Yes, some households are getting major purchases in before tariffs bite. The biggest gainer in today's report is autos (+5.3%) where vehicles are moving off dealer lots faster than at any time since the post-pandemic demand surge earlier this decade. Households are also hitting up their local garden supply & building material stores where receipts grew 3.3% in March.

So yes, consumers are playing a bit of beat-the-clock with tariffs, but there is more to the story here. It may be difficult to reconcile, but once again, consumer spending is managing to avoid the gravitational pull of all the negative dynamics that might otherwise hold it back.

Recall that the worst of the recent equity market volatility did not take place until April. March was simply a strong month for retail sales. The only categories in decline were either small ones (furniture stores and department stores) or price related (gas stations) (chart). The broad-based spend in March comes even as February sales were revised higher. In fact, control group sales were revised up three tenths to reveal a 1.3% pop in February after a sizable drop to start the year (chart).

More than just a pre-tariff shopping spreeMore than just a pre-tariff shopping spree

This measure strips volatile components (sales at auto dealers, building material stores, gas stations and restaurants) that are accounted for elsewhere in GDP and is a good indication of broader goods consumption. After the volatile start to the year, control sales rose a trend-line 0.4% in March, which tells us consumers keep spending. This should provide some support for first quarter spending and suggests even as consumers have front loaded some big purchases, they're still spending on retail.
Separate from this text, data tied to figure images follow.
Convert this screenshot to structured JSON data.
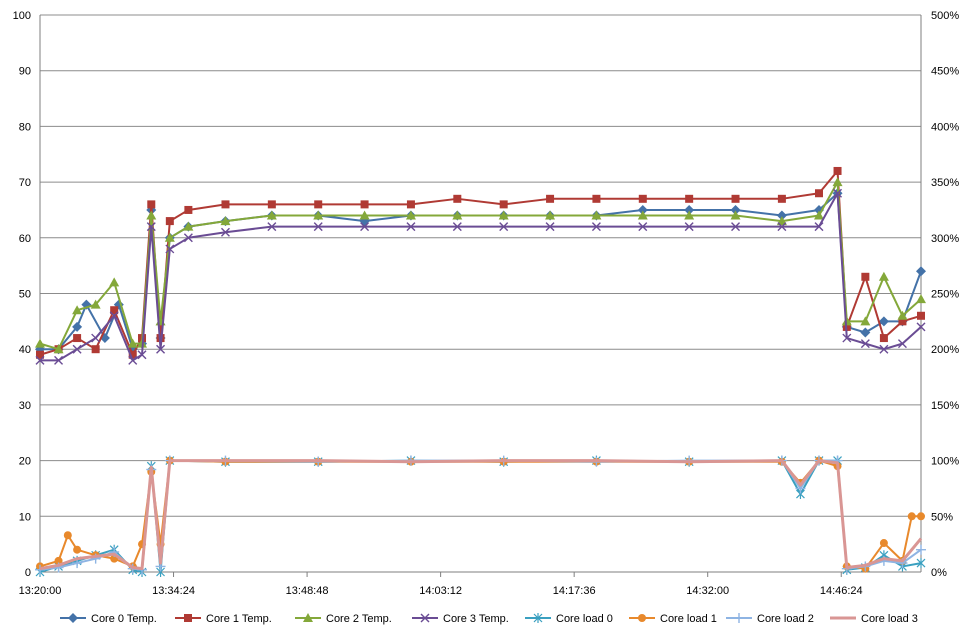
{
  "chart_data": {
    "type": "line",
    "x_ticks": [
      "13:20:00",
      "13:34:24",
      "13:48:48",
      "14:03:12",
      "14:17:36",
      "14:32:00",
      "14:46:24"
    ],
    "xlim": [
      "13:20:00",
      "14:55:00"
    ],
    "left_axis": {
      "ylim": [
        0,
        100
      ],
      "ticks": [
        "0",
        "10",
        "20",
        "30",
        "40",
        "50",
        "60",
        "70",
        "80",
        "90",
        "100"
      ]
    },
    "right_axis": {
      "ylim": [
        0,
        500
      ],
      "ticks": [
        "0%",
        "50%",
        "100%",
        "150%",
        "200%",
        "250%",
        "300%",
        "350%",
        "400%",
        "450%",
        "500%"
      ]
    },
    "grid": true,
    "legend_position": "bottom",
    "series": [
      {
        "name": "Core 0 Temp.",
        "axis": "left",
        "color": "#4472A8",
        "marker": "diamond",
        "points": [
          [
            "13:20:00",
            40
          ],
          [
            "13:22:00",
            40
          ],
          [
            "13:24:00",
            44
          ],
          [
            "13:25:00",
            48
          ],
          [
            "13:27:00",
            42
          ],
          [
            "13:28:30",
            48
          ],
          [
            "13:30:00",
            40
          ],
          [
            "13:31:00",
            41
          ],
          [
            "13:32:00",
            65
          ],
          [
            "13:33:00",
            42
          ],
          [
            "13:34:00",
            60
          ],
          [
            "13:36:00",
            62
          ],
          [
            "13:40:00",
            63
          ],
          [
            "13:45:00",
            64
          ],
          [
            "13:50:00",
            64
          ],
          [
            "13:55:00",
            63
          ],
          [
            "14:00:00",
            64
          ],
          [
            "14:05:00",
            64
          ],
          [
            "14:10:00",
            64
          ],
          [
            "14:15:00",
            64
          ],
          [
            "14:20:00",
            64
          ],
          [
            "14:25:00",
            65
          ],
          [
            "14:30:00",
            65
          ],
          [
            "14:35:00",
            65
          ],
          [
            "14:40:00",
            64
          ],
          [
            "14:44:00",
            65
          ],
          [
            "14:46:00",
            68
          ],
          [
            "14:47:00",
            44
          ],
          [
            "14:49:00",
            43
          ],
          [
            "14:51:00",
            45
          ],
          [
            "14:53:00",
            45
          ],
          [
            "14:55:00",
            54
          ]
        ]
      },
      {
        "name": "Core 1 Temp.",
        "axis": "left",
        "color": "#B03A34",
        "marker": "square",
        "points": [
          [
            "13:20:00",
            39
          ],
          [
            "13:22:00",
            40
          ],
          [
            "13:24:00",
            42
          ],
          [
            "13:26:00",
            40
          ],
          [
            "13:28:00",
            47
          ],
          [
            "13:30:00",
            39
          ],
          [
            "13:31:00",
            42
          ],
          [
            "13:32:00",
            66
          ],
          [
            "13:33:00",
            42
          ],
          [
            "13:34:00",
            63
          ],
          [
            "13:36:00",
            65
          ],
          [
            "13:40:00",
            66
          ],
          [
            "13:45:00",
            66
          ],
          [
            "13:50:00",
            66
          ],
          [
            "13:55:00",
            66
          ],
          [
            "14:00:00",
            66
          ],
          [
            "14:05:00",
            67
          ],
          [
            "14:10:00",
            66
          ],
          [
            "14:15:00",
            67
          ],
          [
            "14:20:00",
            67
          ],
          [
            "14:25:00",
            67
          ],
          [
            "14:30:00",
            67
          ],
          [
            "14:35:00",
            67
          ],
          [
            "14:40:00",
            67
          ],
          [
            "14:44:00",
            68
          ],
          [
            "14:46:00",
            72
          ],
          [
            "14:47:00",
            44
          ],
          [
            "14:49:00",
            53
          ],
          [
            "14:51:00",
            42
          ],
          [
            "14:53:00",
            45
          ],
          [
            "14:55:00",
            46
          ]
        ]
      },
      {
        "name": "Core 2 Temp.",
        "axis": "left",
        "color": "#84A83A",
        "marker": "triangle",
        "points": [
          [
            "13:20:00",
            41
          ],
          [
            "13:22:00",
            40
          ],
          [
            "13:24:00",
            47
          ],
          [
            "13:26:00",
            48
          ],
          [
            "13:28:00",
            52
          ],
          [
            "13:30:00",
            41
          ],
          [
            "13:31:00",
            41
          ],
          [
            "13:32:00",
            64
          ],
          [
            "13:33:00",
            45
          ],
          [
            "13:34:00",
            60
          ],
          [
            "13:36:00",
            62
          ],
          [
            "13:40:00",
            63
          ],
          [
            "13:45:00",
            64
          ],
          [
            "13:50:00",
            64
          ],
          [
            "13:55:00",
            64
          ],
          [
            "14:00:00",
            64
          ],
          [
            "14:05:00",
            64
          ],
          [
            "14:10:00",
            64
          ],
          [
            "14:15:00",
            64
          ],
          [
            "14:20:00",
            64
          ],
          [
            "14:25:00",
            64
          ],
          [
            "14:30:00",
            64
          ],
          [
            "14:35:00",
            64
          ],
          [
            "14:40:00",
            63
          ],
          [
            "14:44:00",
            64
          ],
          [
            "14:46:00",
            70
          ],
          [
            "14:47:00",
            45
          ],
          [
            "14:49:00",
            45
          ],
          [
            "14:51:00",
            53
          ],
          [
            "14:53:00",
            46
          ],
          [
            "14:55:00",
            49
          ]
        ]
      },
      {
        "name": "Core 3 Temp.",
        "axis": "left",
        "color": "#6A4C94",
        "marker": "x",
        "points": [
          [
            "13:20:00",
            38
          ],
          [
            "13:22:00",
            38
          ],
          [
            "13:24:00",
            40
          ],
          [
            "13:26:00",
            42
          ],
          [
            "13:28:00",
            46
          ],
          [
            "13:30:00",
            38
          ],
          [
            "13:31:00",
            39
          ],
          [
            "13:32:00",
            62
          ],
          [
            "13:33:00",
            40
          ],
          [
            "13:34:00",
            58
          ],
          [
            "13:36:00",
            60
          ],
          [
            "13:40:00",
            61
          ],
          [
            "13:45:00",
            62
          ],
          [
            "13:50:00",
            62
          ],
          [
            "13:55:00",
            62
          ],
          [
            "14:00:00",
            62
          ],
          [
            "14:05:00",
            62
          ],
          [
            "14:10:00",
            62
          ],
          [
            "14:15:00",
            62
          ],
          [
            "14:20:00",
            62
          ],
          [
            "14:25:00",
            62
          ],
          [
            "14:30:00",
            62
          ],
          [
            "14:35:00",
            62
          ],
          [
            "14:40:00",
            62
          ],
          [
            "14:44:00",
            62
          ],
          [
            "14:46:00",
            68
          ],
          [
            "14:47:00",
            42
          ],
          [
            "14:49:00",
            41
          ],
          [
            "14:51:00",
            40
          ],
          [
            "14:53:00",
            41
          ],
          [
            "14:55:00",
            44
          ]
        ]
      },
      {
        "name": "Core load 0",
        "axis": "right",
        "color": "#3AA0C0",
        "marker": "star",
        "points": [
          [
            "13:20:00",
            0
          ],
          [
            "13:22:00",
            5
          ],
          [
            "13:24:00",
            10
          ],
          [
            "13:26:00",
            15
          ],
          [
            "13:28:00",
            20
          ],
          [
            "13:30:00",
            2
          ],
          [
            "13:31:00",
            0
          ],
          [
            "13:32:00",
            95
          ],
          [
            "13:33:00",
            0
          ],
          [
            "13:34:00",
            100
          ],
          [
            "13:40:00",
            99
          ],
          [
            "13:50:00",
            99
          ],
          [
            "14:00:00",
            100
          ],
          [
            "14:10:00",
            99
          ],
          [
            "14:20:00",
            100
          ],
          [
            "14:30:00",
            99
          ],
          [
            "14:40:00",
            100
          ],
          [
            "14:42:00",
            70
          ],
          [
            "14:44:00",
            100
          ],
          [
            "14:46:00",
            100
          ],
          [
            "14:47:00",
            2
          ],
          [
            "14:49:00",
            4
          ],
          [
            "14:51:00",
            15
          ],
          [
            "14:53:00",
            5
          ],
          [
            "14:55:00",
            8
          ]
        ]
      },
      {
        "name": "Core load 1",
        "axis": "right",
        "color": "#E8892C",
        "marker": "circle",
        "points": [
          [
            "13:20:00",
            5
          ],
          [
            "13:22:00",
            10
          ],
          [
            "13:23:00",
            33
          ],
          [
            "13:24:00",
            20
          ],
          [
            "13:26:00",
            15
          ],
          [
            "13:28:00",
            12
          ],
          [
            "13:30:00",
            5
          ],
          [
            "13:31:00",
            25
          ],
          [
            "13:32:00",
            90
          ],
          [
            "13:33:00",
            25
          ],
          [
            "13:34:00",
            100
          ],
          [
            "13:40:00",
            99
          ],
          [
            "13:50:00",
            99
          ],
          [
            "14:00:00",
            99
          ],
          [
            "14:10:00",
            99
          ],
          [
            "14:20:00",
            99
          ],
          [
            "14:30:00",
            99
          ],
          [
            "14:40:00",
            99
          ],
          [
            "14:42:00",
            80
          ],
          [
            "14:44:00",
            100
          ],
          [
            "14:46:00",
            95
          ],
          [
            "14:47:00",
            5
          ],
          [
            "14:49:00",
            3
          ],
          [
            "14:51:00",
            26
          ],
          [
            "14:53:00",
            10
          ],
          [
            "14:54:00",
            50
          ],
          [
            "14:55:00",
            50
          ]
        ]
      },
      {
        "name": "Core load 2",
        "axis": "right",
        "color": "#8EB4E3",
        "marker": "plus",
        "points": [
          [
            "13:20:00",
            2
          ],
          [
            "13:22:00",
            4
          ],
          [
            "13:24:00",
            8
          ],
          [
            "13:26:00",
            12
          ],
          [
            "13:28:00",
            18
          ],
          [
            "13:30:00",
            3
          ],
          [
            "13:31:00",
            2
          ],
          [
            "13:32:00",
            92
          ],
          [
            "13:33:00",
            5
          ],
          [
            "13:34:00",
            100
          ],
          [
            "13:40:00",
            100
          ],
          [
            "13:50:00",
            99
          ],
          [
            "14:00:00",
            100
          ],
          [
            "14:10:00",
            100
          ],
          [
            "14:20:00",
            99
          ],
          [
            "14:30:00",
            100
          ],
          [
            "14:40:00",
            100
          ],
          [
            "14:42:00",
            75
          ],
          [
            "14:44:00",
            100
          ],
          [
            "14:46:00",
            100
          ],
          [
            "14:47:00",
            3
          ],
          [
            "14:49:00",
            5
          ],
          [
            "14:51:00",
            10
          ],
          [
            "14:53:00",
            8
          ],
          [
            "14:55:00",
            20
          ]
        ]
      },
      {
        "name": "Core load 3",
        "axis": "right",
        "color": "#D99694",
        "marker": "line",
        "points": [
          [
            "13:20:00",
            3
          ],
          [
            "13:22:00",
            6
          ],
          [
            "13:24:00",
            12
          ],
          [
            "13:26:00",
            14
          ],
          [
            "13:28:00",
            16
          ],
          [
            "13:30:00",
            4
          ],
          [
            "13:31:00",
            3
          ],
          [
            "13:32:00",
            94
          ],
          [
            "13:33:00",
            8
          ],
          [
            "13:34:00",
            100
          ],
          [
            "13:40:00",
            100
          ],
          [
            "13:50:00",
            100
          ],
          [
            "14:00:00",
            99
          ],
          [
            "14:10:00",
            100
          ],
          [
            "14:20:00",
            100
          ],
          [
            "14:30:00",
            99
          ],
          [
            "14:40:00",
            100
          ],
          [
            "14:42:00",
            78
          ],
          [
            "14:44:00",
            100
          ],
          [
            "14:46:00",
            98
          ],
          [
            "14:47:00",
            4
          ],
          [
            "14:49:00",
            6
          ],
          [
            "14:51:00",
            12
          ],
          [
            "14:53:00",
            10
          ],
          [
            "14:55:00",
            30
          ]
        ]
      }
    ]
  }
}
Consumers also spent more at restaurants in March, and we're not aware of a way you can front-run tariffs with a nice night out. Sales at food services & drinking places leaped 1.8%, a key signal that while spending may be slowing consumers have not gone into hiding when it comes to discretionary spending. We don't read too much into the pullback in gasoline sales, which looks mostly price related.

How consumers act in these next couple of months will be telling. To the extent recent strength is due to a conscious pull-forward in demand, we may be due for some serious payback in April and May. A household that bought a car in March ahead of tariffs, likely isn't buying another one in May. In fact the new car payment might curtail spending in other categories.

It also remains to be seen how consumers act in the wake of tariffs. Even as tariff policy is broad based, the consumer inflation impact may take some time to show up. Consumer optimism has slid amid tariff-related pricing concerns, but one of the lessons of the pandemic was that what consumers say is seldom the best barometer for actual spending.